Modern science has become so complex that many science projects rely on multiple software packages to work in unison, resulting in networks of data products along the analyses. Versioning and managing these data products are essential in making modern data- and computation-intensive science reproducible.
Motivated by the Event Horizon Telescope (EHT)'s
observational data calibration pipelines and theory data analyses
tools, hallmark is a lightweight package designed to version
control and manage data products in a complex workflow.
It provides a simple abstraction and a uniform Application Programming
Interface (API) on top of different backend technologies such as
POSIX file system,
object storage,
globus,
iRODS,
stream,
etc.
By using hallmark with other packages such as yukon and
banyan in Project Laniakea, researchers can utilize
computing infrastructures in a global scale to accelerate their
science.
ParaFrame is a specialized subclass of pandas.DataFrame that
automatically extracts parameters encoded in file paths.
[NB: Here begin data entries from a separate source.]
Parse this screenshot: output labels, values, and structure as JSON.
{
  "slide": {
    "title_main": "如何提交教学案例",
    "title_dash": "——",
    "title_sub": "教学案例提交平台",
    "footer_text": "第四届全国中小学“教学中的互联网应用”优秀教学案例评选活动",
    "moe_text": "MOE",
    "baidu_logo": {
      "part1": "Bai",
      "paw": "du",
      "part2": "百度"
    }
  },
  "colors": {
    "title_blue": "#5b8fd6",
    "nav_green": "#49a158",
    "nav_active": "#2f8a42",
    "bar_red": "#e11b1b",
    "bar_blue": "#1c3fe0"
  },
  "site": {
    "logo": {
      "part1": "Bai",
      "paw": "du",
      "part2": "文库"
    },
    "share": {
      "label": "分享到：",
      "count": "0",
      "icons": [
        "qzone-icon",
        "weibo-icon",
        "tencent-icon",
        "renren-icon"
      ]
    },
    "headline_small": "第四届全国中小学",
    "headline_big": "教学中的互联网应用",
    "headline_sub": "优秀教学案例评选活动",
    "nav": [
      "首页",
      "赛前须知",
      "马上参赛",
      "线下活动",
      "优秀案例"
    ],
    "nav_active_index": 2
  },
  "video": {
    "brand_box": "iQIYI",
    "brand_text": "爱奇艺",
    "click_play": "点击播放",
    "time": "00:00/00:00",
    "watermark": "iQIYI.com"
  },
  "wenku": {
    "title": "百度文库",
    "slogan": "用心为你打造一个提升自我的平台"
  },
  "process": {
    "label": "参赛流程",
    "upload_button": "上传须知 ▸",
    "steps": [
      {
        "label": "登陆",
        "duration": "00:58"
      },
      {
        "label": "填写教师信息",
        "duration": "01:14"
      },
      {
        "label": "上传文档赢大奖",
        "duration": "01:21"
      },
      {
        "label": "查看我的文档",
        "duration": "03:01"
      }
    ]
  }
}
When performing
large-scale parameter surveys or building simulation libraries, parameters
are often encoded directly in file naming schemes (e.g.,
Ma+0.94_i70/sed_Rh160.h5).
Features:
- Decodes file paths back to structured parameters using Python format strings
- Builds DataFrames with parsed parameters as columns
- Supports custom encodings via YAML configuration for complex parsing rules
- Provides intuitive filtering for parameter selection—easier than pure pandas
Examples of using ParaFrame with Python API or Command Line Interface (CLI)
can be found in the Jupyter Notebook tutorials in the demos folder.
Install hallmark from PyPI:
pip install hallmark
Or install from source for development purposes:
git clone https://github.com/l6a/hallmark.git cd hallmark pip install -e .